One of the things that really jacked me off about the company was the fact that I had to print the proposed artwork onto a sheet of headed paper. Totally unprofessional as far as I was concerned as the drawing would be attached to a letter on headed paper, but they insisted.

 

The MD had a secretary who had a glass topped desk, wore extremely short skirts and hold ups. If she ever wanted anything from the MD she would slide down in her chair so that the MD got a good eyeful. Being a complete and utterly shallow tw*t he fell for it every time.

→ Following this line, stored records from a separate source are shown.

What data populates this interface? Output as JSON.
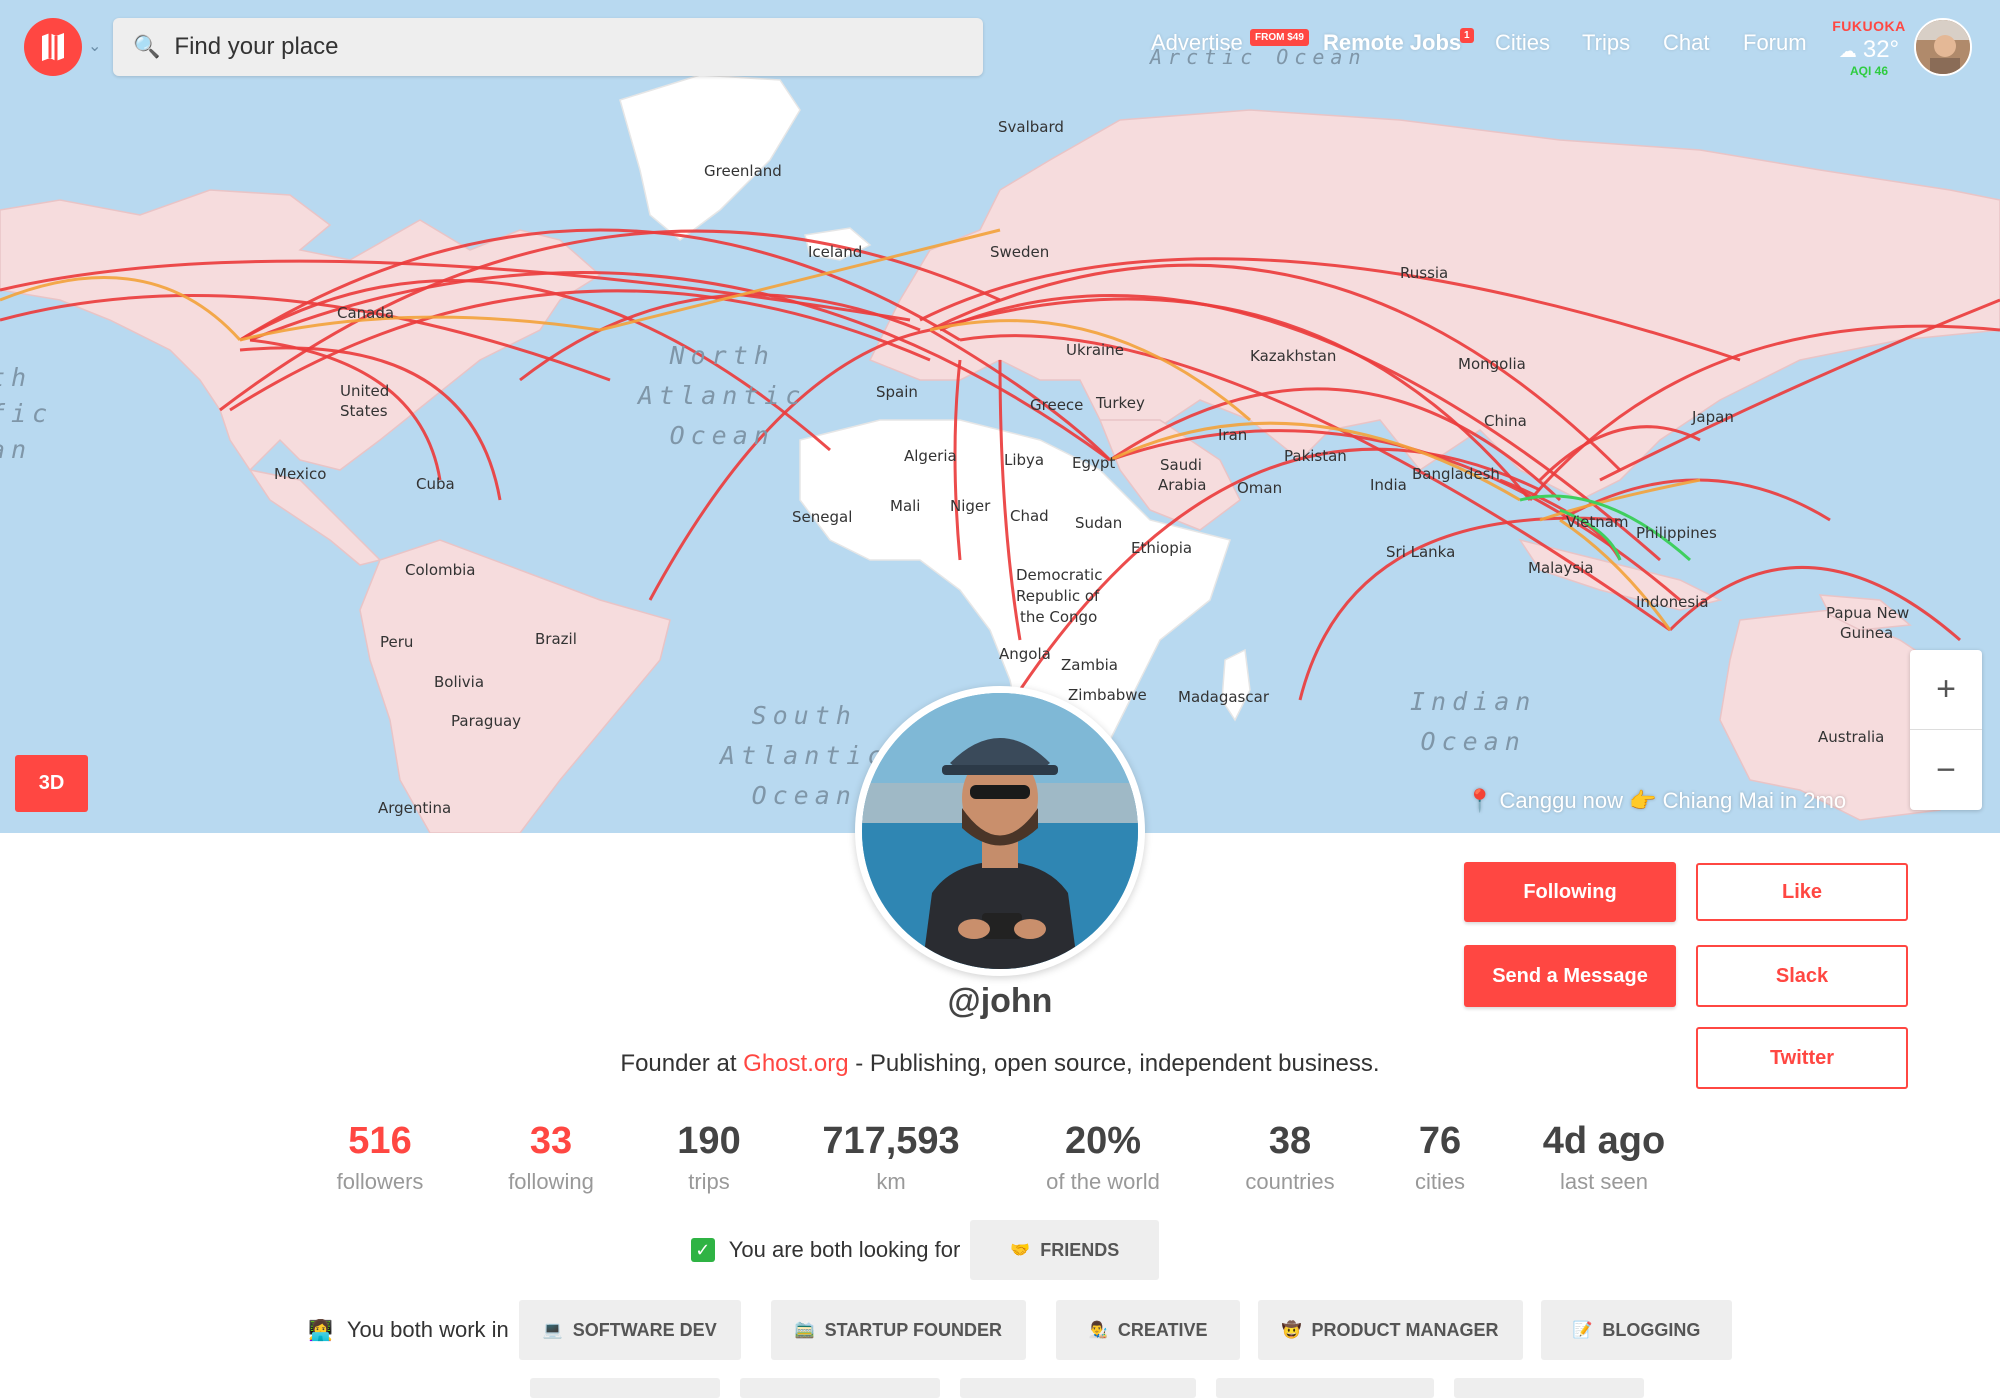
{
  "header": {
    "search_placeholder": "Find your place",
    "nav": {
      "advertise": "Advertise",
      "advertise_badge": "FROM $49",
      "remote_jobs": "Remote Jobs",
      "remote_jobs_badge": "1",
      "cities": "Cities",
      "trips": "Trips",
      "chat": "Chat",
      "forum": "Forum"
    },
    "weather": {
      "city": "FUKUOKA",
      "icon": "☁",
      "temp": "32°",
      "aqi": "AQI 46"
    }
  },
  "map": {
    "btn_3d": "3D",
    "zoom_in": "+",
    "zoom_out": "−",
    "location_note": "📍 Canggu now 👉 Chiang Mai in 2mo",
    "countries": {
      "greenland": "Greenland",
      "svalbard": "Svalbard",
      "iceland": "Iceland",
      "sweden": "Sweden",
      "russia": "Russia",
      "canada": "Canada",
      "united_states_1": "United",
      "united_states_2": "States",
      "mexico": "Mexico",
      "cuba": "Cuba",
      "colombia": "Colombia",
      "peru": "Peru",
      "brazil": "Brazil",
      "bolivia": "Bolivia",
      "paraguay": "Paraguay",
      "argentina": "Argentina",
      "spain": "Spain",
      "ukraine": "Ukraine",
      "greece": "Greece",
      "turkey": "Turkey",
      "algeria": "Algeria",
      "libya": "Libya",
      "egypt": "Egypt",
      "mali": "Mali",
      "niger": "Niger",
      "chad": "Chad",
      "sudan": "Sudan",
      "senegal": "Senegal",
      "ethiopia": "Ethiopia",
      "drc_1": "Democratic",
      "drc_2": "Republic of",
      "drc_3": "the Congo",
      "angola": "Angola",
      "zambia": "Zambia",
      "zimbabwe": "Zimbabwe",
      "madagascar": "Madagascar",
      "saudi_1": "Saudi",
      "saudi_2": "Arabia",
      "iran": "Iran",
      "oman": "Oman",
      "pakistan": "Pakistan",
      "kazakhstan": "Kazakhstan",
      "mongolia": "Mongolia",
      "china": "China",
      "japan": "Japan",
      "india": "India",
      "bangladesh": "Bangladesh",
      "sri_lanka": "Sri Lanka",
      "vietnam": "Vietnam",
      "philippines": "Philippines",
      "malaysia": "Malaysia",
      "indonesia": "Indonesia",
      "papua_1": "Papua New",
      "papua_2": "Guinea",
      "australia": "Australia"
    },
    "oceans": {
      "arctic": "Arctic Ocean",
      "north_atlantic": "North\nAtlantic\nOcean",
      "south_atlantic": "South\nAtlantic\nOcean",
      "indian": "Indian\nOcean",
      "pacific_left": "th\nfic\nan"
    }
  },
  "profile": {
    "username": "@john",
    "bio_prefix": "Founder at ",
    "bio_link": "Ghost.org",
    "bio_suffix": " - Publishing, open source, independent business.",
    "buttons": {
      "following": "Following",
      "like": "Like",
      "send_message": "Send a Message",
      "slack": "Slack",
      "twitter": "Twitter"
    },
    "stats": [
      {
        "value": "516",
        "label": "followers"
      },
      {
        "value": "33",
        "label": "following"
      },
      {
        "value": "190",
        "label": "trips"
      },
      {
        "value": "717,593",
        "label": "km"
      },
      {
        "value": "20%",
        "label": "of the world"
      },
      {
        "value": "38",
        "label": "countries"
      },
      {
        "value": "76",
        "label": "cities"
      },
      {
        "value": "4d ago",
        "label": "last seen"
      }
    ],
    "looking_for": {
      "text": "You are both looking for",
      "tag_emoji": "🤝",
      "tag": "FRIENDS"
    },
    "work_in": {
      "emoji": "👩‍💻",
      "text": "You both work in",
      "tags": [
        {
          "emoji": "💻",
          "label": "SOFTWARE DEV"
        },
        {
          "emoji": "🚞",
          "label": "STARTUP FOUNDER"
        },
        {
          "emoji": "👨‍🎨",
          "label": "CREATIVE"
        },
        {
          "emoji": "🤠",
          "label": "PRODUCT MANAGER"
        },
        {
          "emoji": "📝",
          "label": "BLOGGING"
        }
      ]
    }
  }
}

When she tried it on me I made sure that I didn't look directly but started to sniff as though I had smelt something disgusting (imagine a kipper on a hot pavement!).

 

I had decided to leave to find a job in IT as I didn't want anything too masculine :wink: so I had handed my notice in, but working out the notice was becoming a real struggle. I knew that this dozey tart, who called herslef the MDs PA and was horrified when I referred to her as the MDs typist, would be my root out of there.

 

She treated me like her personal slave and came to my department and told me to do some designs for a customer, but she obviously hadn't done the maths. It meant that I had to turn out 300 drawings. I was using CorelDraw and most of the drawings were done. It was just a case of adding artwork in different styles. I printed out the drawings to 300 sheets of headed paper and dumped this wad on her desk. I returned to the studio grinning like a fool.

 

Ten minutes later she burst through the door in and started yelling at me about how stupid we would look send 300 sheets out to the customer. I stopped my colleague who was chatting to another colleague and asked him to listen to the abuse I was getting. I was loving it as I had obviously wound her up. She left the room and went back to her office.

 

I told my assistant that the phone would ring. It would be the MD and that I would be called to his office. Sure enough the call came and I was told to report to the MD.

 

I went to his office and he slammed the wad of paper down on his desk and asked what I thought I was doing. I picked up the wodge of paper and kept throwing it down on his desk severy few wrods I shouted at him. I stopped talking and wandered out of his office back to the studio. Ten minutes later the Production Manager came to my desk and asked me to leave the building and telling me that there would be no need to work out the last 10 days of my notice.

 

Three days later the MD's typist wandered into the studio and said to my oppo "he set me up didn't he?" Dozy Tart!!